Higher level data model wanted!

October 2017
Development

Picture your average SaaS startup. It’s likely going to be a CRUD app in Rails/Django/Express backed by a transactional relational database like MySQL or PostgreSQL. Over time the engineers build up a sizable, normalized data model that approximates well how the user thinks about the problem the application is trying to solve. The users end up inputting records with various attributes, and then querying/displaying those records in various ways.

As you venture on this journey, questions about your products usage naturally arise: How many new users do we have this week? What is our churn? What are the most popular items people order?

Easy, a quick SQL query onto the production DB for the engineer, 5 seconds, done. However, your company takes off, you add client operations and other non-technical folks, the number of questions explode. The nature of the questions also become more difficult as the data model expands, various dimensions and metrics are relevant and tables have to be joined. The engineers are sick of answering your questions, but how do you maintain being a data-driven organization?

How to scale?

At this point you might choose to hire a data analyst whose dedicated job it is to answer all these questions, by giving him access to a read-only replica of production. To answer all the questions, he’ll have to be familiar with the transactional data model, as well as the rapid changes to it as the application continues to evolve. He’ll have to effectively duplicate the data model from the application for his purposes with considerate efforts for how the tables in the database relate (unless the relationships are super obvious).

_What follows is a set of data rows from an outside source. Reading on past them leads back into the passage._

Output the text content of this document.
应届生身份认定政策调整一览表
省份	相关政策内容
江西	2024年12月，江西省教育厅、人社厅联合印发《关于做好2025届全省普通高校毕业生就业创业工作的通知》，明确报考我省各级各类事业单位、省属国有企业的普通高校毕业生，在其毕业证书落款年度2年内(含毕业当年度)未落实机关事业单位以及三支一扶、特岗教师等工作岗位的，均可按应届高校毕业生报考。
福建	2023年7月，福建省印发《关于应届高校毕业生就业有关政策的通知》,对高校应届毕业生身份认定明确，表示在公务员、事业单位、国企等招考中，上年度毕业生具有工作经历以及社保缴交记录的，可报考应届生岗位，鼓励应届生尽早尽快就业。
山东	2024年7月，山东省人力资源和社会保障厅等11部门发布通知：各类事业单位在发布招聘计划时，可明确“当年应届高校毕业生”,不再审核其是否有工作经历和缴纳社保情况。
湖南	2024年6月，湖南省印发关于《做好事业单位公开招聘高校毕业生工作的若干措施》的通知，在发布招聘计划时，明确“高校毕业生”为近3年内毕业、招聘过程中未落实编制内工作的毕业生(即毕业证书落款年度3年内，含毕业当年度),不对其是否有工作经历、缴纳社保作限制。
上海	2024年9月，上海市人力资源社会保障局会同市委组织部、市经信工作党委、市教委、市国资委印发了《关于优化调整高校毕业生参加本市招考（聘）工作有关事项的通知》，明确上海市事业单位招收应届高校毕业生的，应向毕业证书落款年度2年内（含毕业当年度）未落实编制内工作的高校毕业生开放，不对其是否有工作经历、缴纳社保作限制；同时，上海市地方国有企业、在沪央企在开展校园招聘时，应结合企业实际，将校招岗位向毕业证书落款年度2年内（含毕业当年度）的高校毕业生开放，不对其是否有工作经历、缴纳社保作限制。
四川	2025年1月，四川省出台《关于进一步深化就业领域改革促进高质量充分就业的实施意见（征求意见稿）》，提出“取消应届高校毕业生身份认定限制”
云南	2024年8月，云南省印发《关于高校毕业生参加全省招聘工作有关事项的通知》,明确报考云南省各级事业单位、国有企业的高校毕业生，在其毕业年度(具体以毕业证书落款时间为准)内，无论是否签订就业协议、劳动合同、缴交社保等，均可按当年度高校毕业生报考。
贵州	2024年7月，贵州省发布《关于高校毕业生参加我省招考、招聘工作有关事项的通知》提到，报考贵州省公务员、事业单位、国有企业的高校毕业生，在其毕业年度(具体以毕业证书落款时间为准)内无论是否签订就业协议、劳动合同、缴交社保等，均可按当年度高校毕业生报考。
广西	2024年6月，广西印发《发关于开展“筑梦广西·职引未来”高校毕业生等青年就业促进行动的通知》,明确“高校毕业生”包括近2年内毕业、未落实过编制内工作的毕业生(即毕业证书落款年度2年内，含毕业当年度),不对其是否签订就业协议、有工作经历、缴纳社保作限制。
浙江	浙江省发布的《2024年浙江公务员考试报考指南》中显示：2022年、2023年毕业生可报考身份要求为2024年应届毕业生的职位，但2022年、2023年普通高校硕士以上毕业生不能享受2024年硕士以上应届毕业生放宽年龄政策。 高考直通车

The alternative to the data analyst (who will quickly become a bottleneck himself) would be to effectively create an ETL pipeline that takes your data from the transactional database and shuttles it into a data warehouse with well established models optimized for analytical queries for non-technical folks in a self-serve manner. However, this approach comes with high upfront costs and the need to maintain the ETL pipeline, something that can be overkill for many organizations that try to stay lean.

So about those Joins by Metabase raises this seemingly inherent tension between what they call Pain-on-Read vs Pain-on-Write, the fundamental opposition of a transactional query profile against a analytical one. The conclusion it seems is to admit defeat and realize the gradual need for an ETL pipeline and using SQL views as a 'ghetto version' in the meantime. But what if we don’t have to settle?

One data model to rule them all

Users, products, orders, items, whatever it is, the engineers writing the application refer to the same concepts as the analysts who try to answer questions for the business operation. That engineers prefer their data in normalized relational databases and analysts in columnar data warehouses is really just an implementation detail to support performance characteristics of their access patterns to the same data model.

What if we didn’t think of the problem as translating between two foreign data models, but accommodating differentiated access to the same data model? The same way specifying a data model in a ORM simplifies access to it for engineers, shouldn’t access to a higher level data model allow analysts to simplify access to it for analytical queries? To the best of my knowledge, Looker’s approach with a LookML achieves just that. Once there, couldn’t you go one step further? Specify the data model once and simplify access for both engineers and analysts!

The dream

Not only would a unified data model specification help with efficiently establishing access in your organization, from a community perspective it would open up complete new classes of approaches and applications.

Since it is inherently cross-platform, having multiple services access the same database becomes dead-easy. Database vendors would only have to support query generation for the data model specification instead of providing libraries for all kinds of platforms. By abstracting away the actual low-level queries to more higher-level business concepts, you could build applications that don’t have to reinvent the wheel when it comes to query generation and database access. Siri could understand your question with its embedded entities without being tied to a particular platform.

One might argue that SQL is such specification that stood the test of time and that argument is perfectly valid. However, it does appear to me it is time for a higher level abstraction as the quality of access to data has arguably not really improved in a long time. (Though I heard Looker is a game changer)

I have built a quick proof of concept with Watcher, but would love to hear your thoughts on the topic and how to move it forward.